SI ALGO ENSEÑAN los viajes es que ni la Coca Cola es exactamente igual en todos los países. Empecemos por el precio.

Mientras que en partes de la India la botella cuesta $1.30 pesos en Noruega hay que desembolsar hasta $40 pesos (en tiendas de conveniencia). Todo depende de las estrategias de los embotelladores de cada región ya que por ejemplo, en la India, apenas se consume la bebida y la empresa necesita aumentar su atractivo bajando el precio.
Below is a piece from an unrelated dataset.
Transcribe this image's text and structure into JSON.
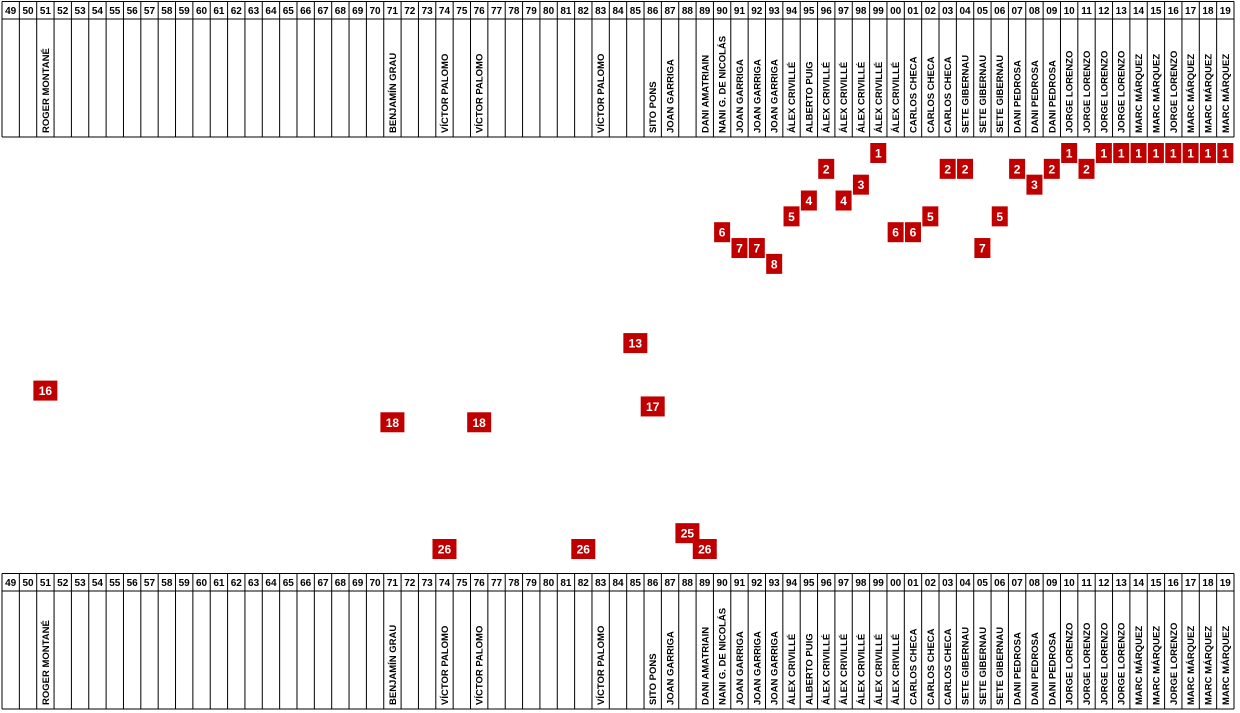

Si su sabor te parece distinto no es tu imaginación; la razón puede ser el endulzante que usan los embotelladores del país. La versión estadounidense está elaborada a base de jarabe de maíz, en tanto que la mexicana se endulza con azúcar de caña. Los paisanos acostumbrados al sabor de casa buscan la versión mexicana en supermercados latinos en la Unión Americana.

También está la cantidad de azúcar pues en México cada botella tiene 53 gramos (unas 12 cucharitas) mientras que la versión tailandesa solo lleva 32 gramos (7 cucharitas).

Además, existen versiones exóticas que solo están disponibles en una región; tal como encontrarán quienes viajen a Japón y descubran la Coca Cola Plus, una versión con fibra dietética que supone traer beneficios a la salud.

No hay duda que los viajes ilustran.